Nonprofit corporation of Chilean public universities

The Consortium of Universities of the State of Chile is a nonprofit corporation that brings together all of Chile's public universities. As Chile is a unitary state, the public university system is centrally coordinated, and the consortium plays a key role in representing the interests of state institutions in matters of public policy, funding, and higher education development.

== History ==
The creation of this institution was part of a process of decentralization of Chilean public higher education, in line with the country's regionalization process. Previously, the University of Chile operated as a centralized organization with various campuses throughout the country.

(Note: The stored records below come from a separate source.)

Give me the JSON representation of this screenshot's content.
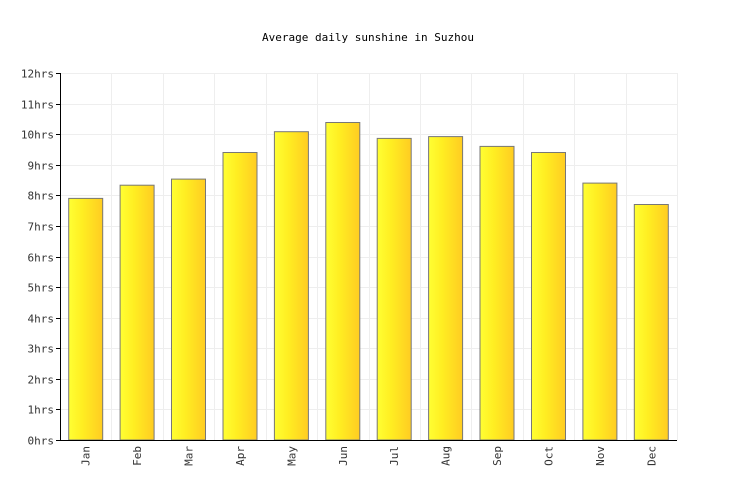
{
  "chart_data": {
    "type": "bar",
    "title": "Average daily sunshine in Suzhou",
    "xlabel": "",
    "ylabel": "",
    "categories": [
      "Jan",
      "Feb",
      "Mar",
      "Apr",
      "May",
      "Jun",
      "Jul",
      "Aug",
      "Sep",
      "Oct",
      "Nov",
      "Dec"
    ],
    "values": [
      7.9,
      8.33,
      8.53,
      9.4,
      10.08,
      10.38,
      9.86,
      9.92,
      9.6,
      9.4,
      8.4,
      7.7
    ],
    "unit": "hrs",
    "ylim": [
      0,
      12
    ],
    "yticks": [
      0,
      1,
      2,
      3,
      4,
      5,
      6,
      7,
      8,
      9,
      10,
      11,
      12
    ],
    "ytick_labels": [
      "0hrs",
      "1hrs",
      "2hrs",
      "3hrs",
      "4hrs",
      "5hrs",
      "6hrs",
      "7hrs",
      "8hrs",
      "9hrs",
      "10hrs",
      "11hrs",
      "12hrs"
    ],
    "grid": true,
    "legend": "none",
    "colors": {
      "bar_edge_light": "#ffff33",
      "bar_center": "#ffee22",
      "bar_edge_dark": "#ffcc22",
      "bar_stroke": "#777777",
      "grid": "#eeeeee",
      "axis": "#000000"
    }
  }
}
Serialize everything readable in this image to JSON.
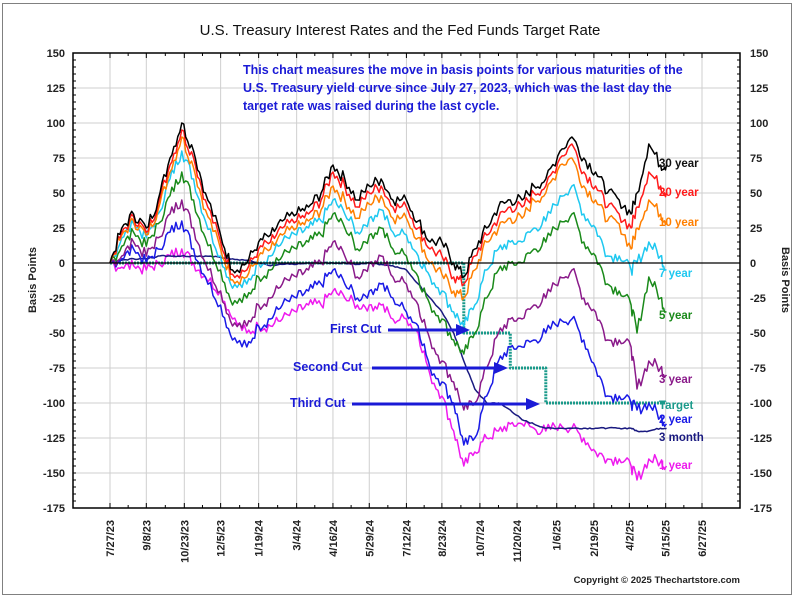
{
  "chart_data": {
    "type": "line",
    "title": "U.S. Treasury Interest Rates and the Fed Funds Target Rate",
    "annotation": [
      "This chart measures the move in basis points for various maturities of the",
      "U.S. Treasury yield curve since July 27, 2023, which was the last day the",
      "target rate was raised during the last cycle."
    ],
    "ylabel": "Basis Points",
    "ylabel_right": "Basis Points",
    "ylim": [
      -175,
      150
    ],
    "yticks": [
      150,
      125,
      100,
      75,
      50,
      25,
      0,
      -25,
      -50,
      -75,
      -100,
      -125,
      -150,
      -175
    ],
    "xlim": [
      "2023-06-15",
      "2025-08-10"
    ],
    "xticks": [
      {
        "date": "2023-07-27",
        "label": "7/27/23"
      },
      {
        "date": "2023-09-08",
        "label": "9/8/23"
      },
      {
        "date": "2023-10-23",
        "label": "10/23/23"
      },
      {
        "date": "2023-12-05",
        "label": "12/5/23"
      },
      {
        "date": "2024-01-19",
        "label": "1/19/24"
      },
      {
        "date": "2024-03-04",
        "label": "3/4/24"
      },
      {
        "date": "2024-04-16",
        "label": "4/16/24"
      },
      {
        "date": "2024-05-29",
        "label": "5/29/24"
      },
      {
        "date": "2024-07-12",
        "label": "7/12/24"
      },
      {
        "date": "2024-08-23",
        "label": "8/23/24"
      },
      {
        "date": "2024-10-07",
        "label": "10/7/24"
      },
      {
        "date": "2024-11-20",
        "label": "11/20/24"
      },
      {
        "date": "2025-01-06",
        "label": "1/6/25"
      },
      {
        "date": "2025-02-19",
        "label": "2/19/25"
      },
      {
        "date": "2025-04-02",
        "label": "4/2/25"
      },
      {
        "date": "2025-05-15",
        "label": "5/15/25"
      },
      {
        "date": "2025-06-27",
        "label": "6/27/25"
      }
    ],
    "grid": true,
    "x": [
      "2023-07-27",
      "2023-08-10",
      "2023-08-24",
      "2023-09-08",
      "2023-09-22",
      "2023-10-06",
      "2023-10-20",
      "2023-11-03",
      "2023-11-17",
      "2023-12-05",
      "2023-12-19",
      "2024-01-05",
      "2024-01-19",
      "2024-02-02",
      "2024-02-16",
      "2024-03-04",
      "2024-03-18",
      "2024-04-02",
      "2024-04-16",
      "2024-04-30",
      "2024-05-15",
      "2024-05-29",
      "2024-06-12",
      "2024-06-26",
      "2024-07-12",
      "2024-07-26",
      "2024-08-09",
      "2024-08-23",
      "2024-09-06",
      "2024-09-18",
      "2024-10-01",
      "2024-10-15",
      "2024-10-29",
      "2024-11-12",
      "2024-11-26",
      "2024-12-10",
      "2024-12-24",
      "2025-01-10",
      "2025-01-24",
      "2025-02-07",
      "2025-02-21",
      "2025-03-07",
      "2025-03-21",
      "2025-04-04",
      "2025-04-11",
      "2025-04-25",
      "2025-05-09",
      "2025-05-16"
    ],
    "series": [
      {
        "name": "30 year",
        "color": "#000000",
        "values": [
          0,
          25,
          35,
          25,
          45,
          75,
          100,
          80,
          50,
          20,
          -5,
          0,
          15,
          20,
          30,
          35,
          40,
          50,
          70,
          60,
          45,
          55,
          60,
          45,
          45,
          30,
          15,
          15,
          0,
          -10,
          10,
          25,
          40,
          45,
          45,
          55,
          60,
          80,
          90,
          75,
          65,
          50,
          45,
          35,
          50,
          85,
          70,
          70
        ]
      },
      {
        "name": "20 year",
        "color": "#ff1a1a",
        "values": [
          0,
          22,
          33,
          22,
          42,
          70,
          95,
          75,
          45,
          15,
          -8,
          -5,
          10,
          15,
          25,
          30,
          35,
          45,
          65,
          55,
          40,
          50,
          55,
          40,
          40,
          25,
          10,
          5,
          -10,
          -15,
          5,
          20,
          32,
          40,
          40,
          50,
          55,
          75,
          85,
          65,
          55,
          40,
          35,
          25,
          40,
          65,
          55,
          50
        ]
      },
      {
        "name": "10 year",
        "color": "#ff7f00",
        "values": [
          0,
          20,
          30,
          20,
          38,
          65,
          90,
          68,
          38,
          10,
          -12,
          -10,
          5,
          10,
          20,
          25,
          30,
          38,
          55,
          45,
          32,
          42,
          48,
          32,
          32,
          18,
          0,
          -8,
          -20,
          -25,
          -5,
          15,
          25,
          32,
          32,
          45,
          50,
          70,
          75,
          55,
          45,
          30,
          28,
          10,
          25,
          45,
          35,
          30
        ]
      },
      {
        "name": "7 year",
        "color": "#1ec8f0",
        "values": [
          0,
          18,
          28,
          18,
          35,
          60,
          80,
          60,
          30,
          5,
          -18,
          -15,
          0,
          5,
          15,
          20,
          25,
          30,
          45,
          35,
          22,
          32,
          38,
          22,
          20,
          5,
          -10,
          -20,
          -35,
          -45,
          -30,
          -5,
          10,
          15,
          15,
          25,
          30,
          48,
          55,
          35,
          25,
          5,
          5,
          -5,
          0,
          15,
          5,
          -5
        ]
      },
      {
        "name": "5 year",
        "color": "#1a8a1a",
        "values": [
          0,
          12,
          22,
          12,
          28,
          48,
          65,
          45,
          18,
          -5,
          -30,
          -25,
          -10,
          -5,
          5,
          10,
          15,
          20,
          35,
          25,
          10,
          20,
          25,
          10,
          5,
          -10,
          -30,
          -40,
          -55,
          -65,
          -50,
          -25,
          -5,
          0,
          0,
          10,
          15,
          30,
          35,
          15,
          5,
          -15,
          -20,
          -30,
          -50,
          -10,
          -25,
          -35
        ]
      },
      {
        "name": "3 year",
        "color": "#8a1a8a",
        "values": [
          0,
          5,
          15,
          5,
          18,
          35,
          45,
          25,
          0,
          -20,
          -45,
          -45,
          -30,
          -25,
          -15,
          -10,
          -5,
          0,
          15,
          5,
          -10,
          0,
          5,
          -10,
          -15,
          -30,
          -55,
          -70,
          -85,
          -105,
          -100,
          -75,
          -50,
          -40,
          -40,
          -30,
          -25,
          -10,
          -5,
          -25,
          -35,
          -55,
          -55,
          -60,
          -90,
          -70,
          -75,
          -80
        ]
      },
      {
        "name": "2 year",
        "color": "#1a1ae6",
        "values": [
          0,
          3,
          10,
          0,
          10,
          22,
          30,
          10,
          -10,
          -30,
          -55,
          -60,
          -45,
          -40,
          -30,
          -25,
          -20,
          -15,
          -5,
          -15,
          -25,
          -20,
          -15,
          -25,
          -35,
          -45,
          -75,
          -85,
          -100,
          -130,
          -125,
          -95,
          -70,
          -60,
          -60,
          -55,
          -50,
          -40,
          -40,
          -55,
          -75,
          -95,
          -95,
          -100,
          -105,
          -100,
          -110,
          -115
        ]
      },
      {
        "name": "1 year",
        "color": "#ee1aee",
        "values": [
          0,
          -3,
          -2,
          -5,
          0,
          5,
          10,
          0,
          -10,
          -20,
          -40,
          -50,
          -45,
          -45,
          -40,
          -35,
          -30,
          -30,
          -20,
          -25,
          -30,
          -30,
          -30,
          -40,
          -40,
          -50,
          -80,
          -95,
          -120,
          -145,
          -135,
          -125,
          -120,
          -115,
          -115,
          -118,
          -120,
          -115,
          -118,
          -125,
          -135,
          -140,
          -140,
          -145,
          -155,
          -140,
          -142,
          -145
        ]
      },
      {
        "name": "3 month",
        "color": "#1a1a80",
        "values": [
          0,
          2,
          3,
          3,
          5,
          5,
          5,
          5,
          5,
          4,
          3,
          2,
          0,
          -2,
          -1,
          -1,
          0,
          0,
          0,
          0,
          -1,
          0,
          -1,
          -2,
          -5,
          -15,
          -25,
          -35,
          -50,
          -70,
          -90,
          -100,
          -100,
          -105,
          -112,
          -115,
          -118,
          -118,
          -118,
          -118,
          -118,
          -118,
          -118,
          -118,
          -120,
          -120,
          -118,
          -118
        ]
      },
      {
        "name": "Target",
        "color": "#1a9a8a",
        "values": [
          0,
          0,
          0,
          0,
          0,
          0,
          0,
          0,
          0,
          0,
          0,
          0,
          0,
          0,
          0,
          0,
          0,
          0,
          0,
          0,
          0,
          0,
          0,
          0,
          0,
          0,
          0,
          0,
          0,
          -50,
          -50,
          -50,
          -50,
          -75,
          -75,
          -75,
          -100,
          -100,
          -100,
          -100,
          -100,
          -100,
          -100,
          -100,
          -100,
          -100,
          -100,
          -100
        ]
      }
    ],
    "end_labels": [
      {
        "name": "30 year",
        "color": "#111111"
      },
      {
        "name": "20 year",
        "color": "#ff1a1a"
      },
      {
        "name": "10 year",
        "color": "#ff7f00"
      },
      {
        "name": "7 year",
        "color": "#1ec8f0"
      },
      {
        "name": "5 year",
        "color": "#1a8a1a"
      },
      {
        "name": "3 year",
        "color": "#8a1a8a"
      },
      {
        "name": "Target",
        "color": "#1a9a8a"
      },
      {
        "name": "2 year",
        "color": "#1a1ae6"
      },
      {
        "name": "3 month",
        "color": "#1a1a80"
      },
      {
        "name": "1 year",
        "color": "#ee1aee"
      }
    ],
    "cut_annotations": [
      {
        "label": "First Cut",
        "date": "2024-09-18",
        "value": -50
      },
      {
        "label": "Second Cut",
        "date": "2024-11-07",
        "value": -75
      },
      {
        "label": "Third Cut",
        "date": "2024-12-18",
        "value": -100
      }
    ],
    "legend": "right-end-labels"
  },
  "copyright": "Copyright © 2025 Thechartstore.com",
  "colors": {
    "annotation": "#1a1ad6",
    "grid": "#cccccc",
    "zero_line": "#000000"
  }
}
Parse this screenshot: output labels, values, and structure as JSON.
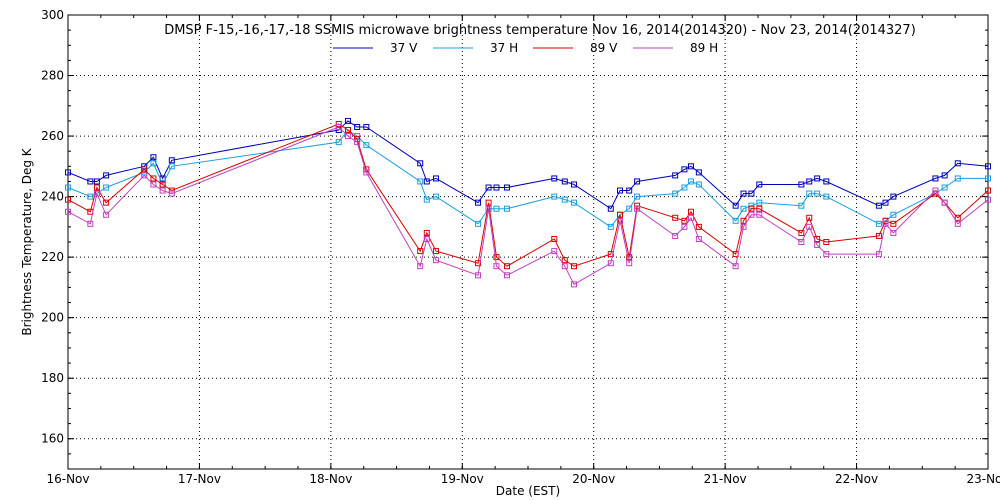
{
  "chart_data": {
    "type": "line",
    "title": "DMSP F-15,-16,-17,-18 SSMIS microwave brightness temperature Nov 16, 2014(2014320) - Nov 23, 2014(2014327)",
    "xlabel": "Date (EST)",
    "ylabel": "Brightness Temperature, Deg K",
    "xlim": [
      "16-Nov",
      "23-Nov"
    ],
    "ylim": [
      150,
      300
    ],
    "x_ticks": [
      "16-Nov",
      "17-Nov",
      "18-Nov",
      "19-Nov",
      "20-Nov",
      "21-Nov",
      "22-Nov",
      "23-Nov"
    ],
    "y_ticks": [
      160,
      180,
      200,
      220,
      240,
      260,
      280,
      300
    ],
    "grid": true,
    "legend_position": "top-center",
    "series": [
      {
        "name": "37 V",
        "color": "#0000bb",
        "points": [
          [
            0,
            248
          ],
          [
            0.17,
            245
          ],
          [
            0.22,
            245
          ],
          [
            0.29,
            247
          ],
          [
            0.58,
            250
          ],
          [
            0.65,
            253
          ],
          [
            0.72,
            246
          ],
          [
            0.79,
            252
          ],
          [
            2.06,
            262
          ],
          [
            2.13,
            265
          ],
          [
            2.2,
            263
          ],
          [
            2.27,
            263
          ],
          [
            2.68,
            251
          ],
          [
            2.73,
            245
          ],
          [
            2.8,
            246
          ],
          [
            3.12,
            238
          ],
          [
            3.2,
            243
          ],
          [
            3.26,
            243
          ],
          [
            3.34,
            243
          ],
          [
            3.7,
            246
          ],
          [
            3.78,
            245
          ],
          [
            3.85,
            244
          ],
          [
            4.13,
            236
          ],
          [
            4.2,
            242
          ],
          [
            4.27,
            242
          ],
          [
            4.33,
            245
          ],
          [
            4.62,
            247
          ],
          [
            4.69,
            249
          ],
          [
            4.74,
            250
          ],
          [
            4.8,
            248
          ],
          [
            5.08,
            237
          ],
          [
            5.14,
            241
          ],
          [
            5.2,
            241
          ],
          [
            5.26,
            244
          ],
          [
            5.58,
            244
          ],
          [
            5.64,
            245
          ],
          [
            5.7,
            246
          ],
          [
            5.77,
            245
          ],
          [
            6.17,
            237
          ],
          [
            6.22,
            238
          ],
          [
            6.28,
            240
          ],
          [
            6.6,
            246
          ],
          [
            6.67,
            247
          ],
          [
            6.77,
            251
          ],
          [
            7,
            250
          ]
        ]
      },
      {
        "name": "37 H",
        "color": "#1a9fdf",
        "points": [
          [
            0,
            243
          ],
          [
            0.17,
            240
          ],
          [
            0.22,
            241
          ],
          [
            0.29,
            243
          ],
          [
            0.58,
            248
          ],
          [
            0.65,
            251
          ],
          [
            0.72,
            244
          ],
          [
            0.79,
            250
          ],
          [
            2.06,
            258
          ],
          [
            2.13,
            262
          ],
          [
            2.2,
            260
          ],
          [
            2.27,
            257
          ],
          [
            2.68,
            245
          ],
          [
            2.73,
            239
          ],
          [
            2.8,
            240
          ],
          [
            3.12,
            231
          ],
          [
            3.2,
            236
          ],
          [
            3.26,
            236
          ],
          [
            3.34,
            236
          ],
          [
            3.7,
            240
          ],
          [
            3.78,
            239
          ],
          [
            3.85,
            238
          ],
          [
            4.13,
            230
          ],
          [
            4.2,
            234
          ],
          [
            4.27,
            236
          ],
          [
            4.33,
            240
          ],
          [
            4.62,
            241
          ],
          [
            4.69,
            243
          ],
          [
            4.74,
            245
          ],
          [
            4.8,
            244
          ],
          [
            5.08,
            232
          ],
          [
            5.14,
            236
          ],
          [
            5.2,
            237
          ],
          [
            5.26,
            238
          ],
          [
            5.58,
            237
          ],
          [
            5.64,
            241
          ],
          [
            5.7,
            241
          ],
          [
            5.77,
            240
          ],
          [
            6.17,
            231
          ],
          [
            6.22,
            232
          ],
          [
            6.28,
            234
          ],
          [
            6.6,
            241
          ],
          [
            6.67,
            243
          ],
          [
            6.77,
            246
          ],
          [
            7,
            246
          ]
        ]
      },
      {
        "name": "89 V",
        "color": "#dd0000",
        "points": [
          [
            0,
            239
          ],
          [
            0.17,
            235
          ],
          [
            0.22,
            243
          ],
          [
            0.29,
            238
          ],
          [
            0.58,
            249
          ],
          [
            0.65,
            246
          ],
          [
            0.72,
            244
          ],
          [
            0.79,
            242
          ],
          [
            2.06,
            264
          ],
          [
            2.13,
            262
          ],
          [
            2.2,
            259
          ],
          [
            2.27,
            249
          ],
          [
            2.68,
            222
          ],
          [
            2.73,
            228
          ],
          [
            2.8,
            222
          ],
          [
            3.12,
            218
          ],
          [
            3.2,
            238
          ],
          [
            3.26,
            220
          ],
          [
            3.34,
            217
          ],
          [
            3.7,
            226
          ],
          [
            3.78,
            219
          ],
          [
            3.85,
            217
          ],
          [
            4.13,
            221
          ],
          [
            4.2,
            234
          ],
          [
            4.27,
            220
          ],
          [
            4.33,
            237
          ],
          [
            4.62,
            233
          ],
          [
            4.69,
            232
          ],
          [
            4.74,
            235
          ],
          [
            4.8,
            230
          ],
          [
            5.08,
            221
          ],
          [
            5.14,
            232
          ],
          [
            5.2,
            236
          ],
          [
            5.26,
            236
          ],
          [
            5.58,
            228
          ],
          [
            5.64,
            233
          ],
          [
            5.7,
            226
          ],
          [
            5.77,
            225
          ],
          [
            6.17,
            227
          ],
          [
            6.22,
            232
          ],
          [
            6.28,
            231
          ],
          [
            6.6,
            241
          ],
          [
            6.67,
            238
          ],
          [
            6.77,
            233
          ],
          [
            7,
            242
          ]
        ]
      },
      {
        "name": "89 H",
        "color": "#c040c0",
        "points": [
          [
            0,
            235
          ],
          [
            0.17,
            231
          ],
          [
            0.22,
            241
          ],
          [
            0.29,
            234
          ],
          [
            0.58,
            247
          ],
          [
            0.65,
            244
          ],
          [
            0.72,
            242
          ],
          [
            0.79,
            241
          ],
          [
            2.06,
            263
          ],
          [
            2.13,
            260
          ],
          [
            2.2,
            258
          ],
          [
            2.27,
            248
          ],
          [
            2.68,
            217
          ],
          [
            2.73,
            226
          ],
          [
            2.8,
            219
          ],
          [
            3.12,
            214
          ],
          [
            3.2,
            236
          ],
          [
            3.26,
            217
          ],
          [
            3.34,
            214
          ],
          [
            3.7,
            222
          ],
          [
            3.78,
            217
          ],
          [
            3.85,
            211
          ],
          [
            4.13,
            218
          ],
          [
            4.2,
            232
          ],
          [
            4.27,
            218
          ],
          [
            4.33,
            236
          ],
          [
            4.62,
            227
          ],
          [
            4.69,
            230
          ],
          [
            4.74,
            233
          ],
          [
            4.8,
            226
          ],
          [
            5.08,
            217
          ],
          [
            5.14,
            230
          ],
          [
            5.2,
            234
          ],
          [
            5.26,
            234
          ],
          [
            5.58,
            225
          ],
          [
            5.64,
            230
          ],
          [
            5.7,
            224
          ],
          [
            5.77,
            221
          ],
          [
            6.17,
            221
          ],
          [
            6.22,
            231
          ],
          [
            6.28,
            228
          ],
          [
            6.6,
            242
          ],
          [
            6.67,
            238
          ],
          [
            6.77,
            231
          ],
          [
            7,
            239
          ]
        ]
      }
    ]
  }
}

In 1981, under the military dictatorship led by General Augusto Pinochet, the government initiated a reform of the higher education system, which they described as a "modernization" process. This reform dismantled the national university system, resulting in the division of the regional campuses of the University of Chile and the Universidad Técnica del Estado into separate, autonomous universities in each region. Before the separation, major academic and administrative decisions concerning all regional campuses were made in Santiago, the capital city. This centralized structure limited the autonomy of regional campuses, as decisions on curriculum, faculty appointments, budgeting, and infrastructure were largely controlled by central authorities in the main campus. The lack of regional input in decision-making was one of the main criticisms that led to calls for greater local control and relevance in higher education. From the opposition to the Pinochet regime and various left-wing political sectors, the 1981 separation was interpreted as a deliberate dismemberment of the University of Chile. This action was seen as having a political objective: to weaken the university's historic role as a center of critical thought and intellectual opposition to the authoritarianism.

These new institutions became the public universities of the respective regions and were later integrated into the Consortium of State Universities of Chile. Despite the state's diminished direct role in higher education funding during the following decades, these universities remained public and continued to play a key role in the development of their local communities, while also facing new challenges related to autonomy, financing, and competitiveness in the national education system.

== Members ==

The Consortium of State Universities of Chile is composed of the 18 public universities of Chile, all of which are also members of the Council of Rectors of Chilean Universities (CRUCH).

=== Member universities of the Consortium in order of foundation ===
1. University of Chile, November 19, 1842.
2. University of Valparaíso, February 12, 1981.
3. University of Antofagasta, March 20, 1981.
4. University of La Frontera, March 20, 1981.
5. University of La Serena, March 20, 1981.
6. University of Santiago, Chile, March 21, 1981.
7. University of Atacama, October 26, 1981.
8. University of Magallanes, October 26, 1981.
9. University of Talca, October 26, 1981.
10. University of Tarapacá, December 11, 1981.
11. Arturo Prat University, December 14, 1984.
12. Playa Ancha University, September 4, 1985.
13. Metropolitan University of Educational Sciences, September 4, 1985.
14. University of Bío-Bío, September 29, 1988.
15. University of Los Lagos, August 30, 1993.
16. Metropolitan Technological University, August 30, 1993.
17. University of Aysén, August 7, 2015.
18. University of O'Higgins, August 7, 2015.